The MMS, the regulator with actual legal authority to halt operations, had been captured. The royalty payments flowing from the oil industry to the MMS created a regulator that was financially dependent on the industry it was supposed to police. The MMS measured itself by royalty generation rather than by the rigor of its enforcement regime. The green light was always on.
Five mechanisms. All five failed. Eleven people died.
There is no way to say definitively that this framework would have prevented the accident at Macondo. Deep water drilling is one of the most complex industrial endeavors on earth and is inherently dangerous. I’m not pretending otherwise. But it is clear that it would have surfaced the risks to a centralized authority and reframed the problem before it was too late.
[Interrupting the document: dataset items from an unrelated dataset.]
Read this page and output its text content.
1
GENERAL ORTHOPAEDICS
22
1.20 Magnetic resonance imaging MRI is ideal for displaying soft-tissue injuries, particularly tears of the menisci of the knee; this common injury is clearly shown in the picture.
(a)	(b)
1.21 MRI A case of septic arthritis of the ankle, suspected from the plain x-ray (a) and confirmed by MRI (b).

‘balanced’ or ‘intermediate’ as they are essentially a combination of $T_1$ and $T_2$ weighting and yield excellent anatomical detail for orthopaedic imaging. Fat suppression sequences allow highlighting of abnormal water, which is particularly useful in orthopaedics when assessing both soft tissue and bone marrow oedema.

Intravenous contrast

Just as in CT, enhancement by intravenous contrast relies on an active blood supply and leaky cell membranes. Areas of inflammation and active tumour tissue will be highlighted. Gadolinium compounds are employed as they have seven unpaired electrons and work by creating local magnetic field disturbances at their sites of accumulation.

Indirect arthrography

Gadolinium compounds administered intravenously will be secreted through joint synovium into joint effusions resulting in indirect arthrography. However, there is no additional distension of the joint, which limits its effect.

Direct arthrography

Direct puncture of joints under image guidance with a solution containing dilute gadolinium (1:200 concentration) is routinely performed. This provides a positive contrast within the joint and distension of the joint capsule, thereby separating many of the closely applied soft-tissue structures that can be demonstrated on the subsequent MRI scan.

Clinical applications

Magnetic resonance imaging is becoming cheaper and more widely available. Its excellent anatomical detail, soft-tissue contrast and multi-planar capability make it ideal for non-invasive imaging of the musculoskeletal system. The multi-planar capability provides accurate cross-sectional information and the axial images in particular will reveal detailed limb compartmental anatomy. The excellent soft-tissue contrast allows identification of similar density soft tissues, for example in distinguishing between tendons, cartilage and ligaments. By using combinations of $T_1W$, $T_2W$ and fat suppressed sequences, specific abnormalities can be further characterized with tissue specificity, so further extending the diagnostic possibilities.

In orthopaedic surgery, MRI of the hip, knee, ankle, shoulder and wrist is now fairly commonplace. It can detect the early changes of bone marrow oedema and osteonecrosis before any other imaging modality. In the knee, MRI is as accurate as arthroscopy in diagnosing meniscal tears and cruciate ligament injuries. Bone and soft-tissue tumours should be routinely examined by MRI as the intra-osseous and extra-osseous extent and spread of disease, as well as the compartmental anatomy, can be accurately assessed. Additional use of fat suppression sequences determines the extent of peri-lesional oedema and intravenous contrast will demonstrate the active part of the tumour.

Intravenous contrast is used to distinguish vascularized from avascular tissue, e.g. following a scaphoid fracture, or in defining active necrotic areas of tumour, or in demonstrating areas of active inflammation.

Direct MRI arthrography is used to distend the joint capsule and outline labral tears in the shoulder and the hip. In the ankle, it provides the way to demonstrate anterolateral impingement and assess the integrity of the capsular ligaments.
Deepwater Horizon is not an isolated case. The pattern repeats. NASA launched the Challenger despite warnings from Morton Thiokol about the O-ring performance in extreme cold temperatures. Boeing rushed the 737 Max to market to compete with Airbus, suppressing internal safety concerns until two crashes killed 346 people. The American war in Afghanistan persisted across 20 years and four presidential administrations despite misgivings from senior leaders in the White House and Pentagon that emerged within months of the invasion.
Organizations designed for the speed of information flows in the 1950s are simply not equipped for a world where information travels exponentially faster across globally extended enterprises. In the weeks ahead we’ll look at the role speed and complexity play in failure, and how organizations can ensure that information flows horizontally to enable a complete and coherent picture of risk.